É verdade que os obstáculos para sua articulação são inúmeros. Em primeiro lugar, o direito à comunicação não logrou ainda o status de direito positivado. Isso ainda não aconteceu nem mesmo em nível dos organismos multilaterais que têm a capacidade de provocar o reconhecimento internacional do conceito. Isso faz com que, simultaneamente à articulação política de ações específicas, se desenvolva também a luta pelo reconhecimento formal do direito. Em segundo lugar, há históricas e poderosas resistências ao conceito, exata-
mente pelo poder que ele teria de abarcar, sob suas asas, um imenso leque de reivindicações e bandeiras em relação à democratização da comunicação. O coletivo Intervozes está consciente dessas – e de outras – dificuldades, mas está disposto a ir em frente.

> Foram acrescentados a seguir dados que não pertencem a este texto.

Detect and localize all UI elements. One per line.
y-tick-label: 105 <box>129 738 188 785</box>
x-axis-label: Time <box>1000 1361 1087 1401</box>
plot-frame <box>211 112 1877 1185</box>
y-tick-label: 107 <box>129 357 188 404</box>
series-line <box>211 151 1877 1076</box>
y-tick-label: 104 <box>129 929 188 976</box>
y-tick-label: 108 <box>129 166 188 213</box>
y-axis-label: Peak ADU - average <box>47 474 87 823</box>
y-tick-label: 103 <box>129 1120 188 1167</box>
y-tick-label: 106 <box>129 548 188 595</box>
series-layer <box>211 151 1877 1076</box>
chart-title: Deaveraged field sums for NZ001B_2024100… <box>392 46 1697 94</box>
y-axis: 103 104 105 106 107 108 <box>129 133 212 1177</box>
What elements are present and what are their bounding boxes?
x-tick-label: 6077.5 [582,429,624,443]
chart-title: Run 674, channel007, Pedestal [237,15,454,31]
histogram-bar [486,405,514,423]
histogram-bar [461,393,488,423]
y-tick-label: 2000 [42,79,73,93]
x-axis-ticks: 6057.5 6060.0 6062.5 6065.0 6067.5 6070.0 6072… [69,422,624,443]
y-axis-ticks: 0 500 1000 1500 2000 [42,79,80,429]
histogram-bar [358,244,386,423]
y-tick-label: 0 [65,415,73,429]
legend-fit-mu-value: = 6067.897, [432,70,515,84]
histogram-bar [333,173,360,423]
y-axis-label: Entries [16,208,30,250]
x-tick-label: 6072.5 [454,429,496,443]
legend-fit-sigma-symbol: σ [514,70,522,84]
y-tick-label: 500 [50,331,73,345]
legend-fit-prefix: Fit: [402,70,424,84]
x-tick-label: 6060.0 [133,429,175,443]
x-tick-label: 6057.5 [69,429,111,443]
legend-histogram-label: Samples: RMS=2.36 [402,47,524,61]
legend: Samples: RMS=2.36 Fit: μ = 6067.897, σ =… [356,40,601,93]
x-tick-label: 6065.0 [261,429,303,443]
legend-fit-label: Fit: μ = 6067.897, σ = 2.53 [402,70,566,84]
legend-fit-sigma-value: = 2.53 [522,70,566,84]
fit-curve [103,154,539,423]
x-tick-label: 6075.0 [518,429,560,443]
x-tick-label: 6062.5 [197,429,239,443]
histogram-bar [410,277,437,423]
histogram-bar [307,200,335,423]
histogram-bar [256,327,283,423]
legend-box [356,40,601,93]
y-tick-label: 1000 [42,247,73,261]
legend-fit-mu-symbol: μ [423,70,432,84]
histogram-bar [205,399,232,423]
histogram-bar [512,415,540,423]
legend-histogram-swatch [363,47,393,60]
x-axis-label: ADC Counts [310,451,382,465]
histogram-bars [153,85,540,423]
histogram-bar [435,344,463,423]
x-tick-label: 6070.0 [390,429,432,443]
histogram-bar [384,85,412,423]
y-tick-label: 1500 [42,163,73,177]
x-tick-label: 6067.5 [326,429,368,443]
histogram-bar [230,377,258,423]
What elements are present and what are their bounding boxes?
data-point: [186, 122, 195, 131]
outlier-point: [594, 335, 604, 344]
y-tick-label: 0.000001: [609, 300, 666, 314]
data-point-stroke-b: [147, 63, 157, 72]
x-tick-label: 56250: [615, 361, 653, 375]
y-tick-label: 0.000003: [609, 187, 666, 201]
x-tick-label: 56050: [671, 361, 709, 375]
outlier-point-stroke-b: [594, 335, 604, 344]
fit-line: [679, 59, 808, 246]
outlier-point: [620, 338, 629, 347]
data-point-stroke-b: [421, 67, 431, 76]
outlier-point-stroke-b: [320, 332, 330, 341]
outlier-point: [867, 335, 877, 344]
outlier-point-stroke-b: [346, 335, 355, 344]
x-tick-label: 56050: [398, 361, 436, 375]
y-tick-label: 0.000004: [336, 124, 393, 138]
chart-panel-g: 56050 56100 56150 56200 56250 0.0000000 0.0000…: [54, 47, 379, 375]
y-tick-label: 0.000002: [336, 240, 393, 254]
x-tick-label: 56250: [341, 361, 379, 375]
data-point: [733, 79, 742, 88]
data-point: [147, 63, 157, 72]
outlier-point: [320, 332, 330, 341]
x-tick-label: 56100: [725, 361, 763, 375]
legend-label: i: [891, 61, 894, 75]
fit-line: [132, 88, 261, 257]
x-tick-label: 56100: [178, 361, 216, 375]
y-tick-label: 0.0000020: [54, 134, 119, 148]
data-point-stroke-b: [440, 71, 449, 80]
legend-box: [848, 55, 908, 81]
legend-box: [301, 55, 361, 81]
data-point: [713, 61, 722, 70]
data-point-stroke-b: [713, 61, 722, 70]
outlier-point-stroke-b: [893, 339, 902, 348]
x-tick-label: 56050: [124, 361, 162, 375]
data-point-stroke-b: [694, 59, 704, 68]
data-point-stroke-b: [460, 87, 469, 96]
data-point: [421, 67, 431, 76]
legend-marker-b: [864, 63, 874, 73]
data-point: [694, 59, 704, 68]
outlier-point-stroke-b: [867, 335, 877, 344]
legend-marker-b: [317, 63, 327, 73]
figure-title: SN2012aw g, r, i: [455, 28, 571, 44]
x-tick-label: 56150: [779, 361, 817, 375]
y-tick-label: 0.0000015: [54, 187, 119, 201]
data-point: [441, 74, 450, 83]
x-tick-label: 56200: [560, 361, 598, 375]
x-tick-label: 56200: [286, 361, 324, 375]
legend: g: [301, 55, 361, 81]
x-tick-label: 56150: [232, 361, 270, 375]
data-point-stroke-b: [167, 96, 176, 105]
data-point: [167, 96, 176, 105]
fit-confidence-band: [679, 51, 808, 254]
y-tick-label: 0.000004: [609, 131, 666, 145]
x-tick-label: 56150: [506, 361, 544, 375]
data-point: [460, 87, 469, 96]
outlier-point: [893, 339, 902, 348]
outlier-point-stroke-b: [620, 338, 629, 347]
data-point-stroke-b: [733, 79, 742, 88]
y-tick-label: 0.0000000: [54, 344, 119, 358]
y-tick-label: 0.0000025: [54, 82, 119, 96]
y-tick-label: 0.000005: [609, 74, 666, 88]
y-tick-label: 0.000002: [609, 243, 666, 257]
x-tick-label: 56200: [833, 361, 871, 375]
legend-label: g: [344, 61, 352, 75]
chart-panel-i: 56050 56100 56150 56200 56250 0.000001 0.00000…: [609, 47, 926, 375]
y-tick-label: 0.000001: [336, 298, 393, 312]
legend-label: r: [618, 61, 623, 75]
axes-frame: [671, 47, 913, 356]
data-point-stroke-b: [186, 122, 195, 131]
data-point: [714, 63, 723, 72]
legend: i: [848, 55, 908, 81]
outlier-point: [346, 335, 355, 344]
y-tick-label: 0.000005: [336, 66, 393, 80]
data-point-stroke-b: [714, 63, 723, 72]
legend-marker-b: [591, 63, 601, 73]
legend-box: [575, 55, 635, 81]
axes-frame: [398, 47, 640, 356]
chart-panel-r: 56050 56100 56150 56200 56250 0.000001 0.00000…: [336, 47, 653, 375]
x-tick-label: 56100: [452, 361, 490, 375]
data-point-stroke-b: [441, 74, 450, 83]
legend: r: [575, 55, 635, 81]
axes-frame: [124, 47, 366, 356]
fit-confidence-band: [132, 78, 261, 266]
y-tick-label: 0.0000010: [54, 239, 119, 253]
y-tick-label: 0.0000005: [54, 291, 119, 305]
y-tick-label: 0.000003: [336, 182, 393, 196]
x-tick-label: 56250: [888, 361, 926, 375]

Nesses tempos em que assistimos a um esforço deliberado – e aparentemente bem sucedido – de reconstrução da memória nacional através da ótica parcial de grupos de mídia dominantes, a iniciativa do Intervozes adquire uma relevância fundamental, ao mesmo tempo em que consolida esse grupo de jovens comunicadores como ator imprescindível no cenário contemporâneo da luta permanente pela democracia das comunicações no Brasil.